The report highlights long waiting lists, a lack of capacity to provide appropriate interventions, “lost” cases, lack of emergency and out-of-hours services, difficulties in accessing primary care and disability services and the absence of monitoring certain medications.

It suggest all of these point to a possible breach of Article 24 of the UN Convention on the Rights of the Child, which was ratified by Ireland in 1992.

The Child Law Project published also highlighted issues around safe placements for children in care recently. 

  • Read more here on how to support a major Noteworthy project to examine how children are falling through the cracks of the care system.

The reports were accompanied by a letter from retired Dublin District Court Judge Dermot Simms, who called attention to children in unsuitable emergency placements, as a result of the lack of safe and appropriate places.

“There are lots of very good things about being a child in Ireland,” Varadkar said this week.

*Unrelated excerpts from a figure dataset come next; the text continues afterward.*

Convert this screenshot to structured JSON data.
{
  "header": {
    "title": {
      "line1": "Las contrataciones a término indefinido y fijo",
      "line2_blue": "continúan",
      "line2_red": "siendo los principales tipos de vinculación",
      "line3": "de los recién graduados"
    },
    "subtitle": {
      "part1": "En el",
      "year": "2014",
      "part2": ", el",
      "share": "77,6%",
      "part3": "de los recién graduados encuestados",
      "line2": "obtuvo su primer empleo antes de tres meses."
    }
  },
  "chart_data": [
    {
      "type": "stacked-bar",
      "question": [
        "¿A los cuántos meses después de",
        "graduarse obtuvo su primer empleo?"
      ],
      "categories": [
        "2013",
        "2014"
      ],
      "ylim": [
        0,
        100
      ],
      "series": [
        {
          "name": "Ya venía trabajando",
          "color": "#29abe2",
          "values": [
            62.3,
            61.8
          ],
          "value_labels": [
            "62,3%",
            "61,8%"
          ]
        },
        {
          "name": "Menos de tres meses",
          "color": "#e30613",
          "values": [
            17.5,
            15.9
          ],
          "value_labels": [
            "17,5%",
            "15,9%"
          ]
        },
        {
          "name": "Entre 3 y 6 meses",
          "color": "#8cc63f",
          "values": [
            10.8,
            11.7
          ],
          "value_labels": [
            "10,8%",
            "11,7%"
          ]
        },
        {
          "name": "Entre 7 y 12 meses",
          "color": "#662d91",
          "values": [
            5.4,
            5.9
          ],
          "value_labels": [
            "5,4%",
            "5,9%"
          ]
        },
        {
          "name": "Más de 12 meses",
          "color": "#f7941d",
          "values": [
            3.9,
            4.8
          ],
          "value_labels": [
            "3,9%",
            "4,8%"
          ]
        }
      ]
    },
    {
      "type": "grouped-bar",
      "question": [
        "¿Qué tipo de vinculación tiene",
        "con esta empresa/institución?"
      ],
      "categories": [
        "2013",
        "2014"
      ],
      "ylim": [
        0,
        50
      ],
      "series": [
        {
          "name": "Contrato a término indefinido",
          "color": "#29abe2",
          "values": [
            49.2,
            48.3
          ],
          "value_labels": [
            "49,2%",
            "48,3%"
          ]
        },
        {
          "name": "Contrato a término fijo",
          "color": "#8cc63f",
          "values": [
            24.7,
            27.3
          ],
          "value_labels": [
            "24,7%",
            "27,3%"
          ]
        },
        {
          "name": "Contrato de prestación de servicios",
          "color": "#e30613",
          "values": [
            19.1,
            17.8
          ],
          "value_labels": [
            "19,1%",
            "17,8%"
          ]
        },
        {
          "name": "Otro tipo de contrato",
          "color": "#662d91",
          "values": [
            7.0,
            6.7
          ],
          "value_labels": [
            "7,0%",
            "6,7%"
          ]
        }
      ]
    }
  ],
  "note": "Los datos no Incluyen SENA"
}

“We have one of the best education systems in the developed world and some of the best outcomes for children when it comes to things like literacy.

“Even if you look at areas like paediatric healthcare, there are very good outcomes and very low levels of infant mortality in Ireland, for example. So there are lots of very good things about being a child in Ireland.  

“But there are also huge deficits as well. No politician is unaware or unaffected by the fact that so many people and parents can’t get the  therapies that their children need.” 

The Taoiseach promised that there would be big focus on addressing child poverty in this year’s budget. 

Cabinet also signed off on the Disability Action Plan this week, with the Taoiseach stating that this would be a key step in the expansion and reform of specialist community-based disability services for children. 

The plan includes aims to expand day services, respite and residential services, personal assistance and home support, as well as multidisciplinary therapy interventions for children and adults. 

Tusla ‘under pressure’

However, the Taoiseach reiterated that “Tusla is under a lot of pressure”, something he has previously said is a big concern for the Government.

“There are just more children than in the past whose parents aren’t able to look after them anymore and the increasing issue of migrant children and unaccompanied children arriving into the state that need our help. That is a real challenge,” he said.

“It is something that we are very much across. Like a lot of things, if it was about signing a check or a statutory instrument, we would do it in the morning. But it’s not.

“It is about finding appropriately skilled people, setting them up properly and making sure that policies are implemented and standards are upheld. That is often the trickiest part but is something we take very seriously.”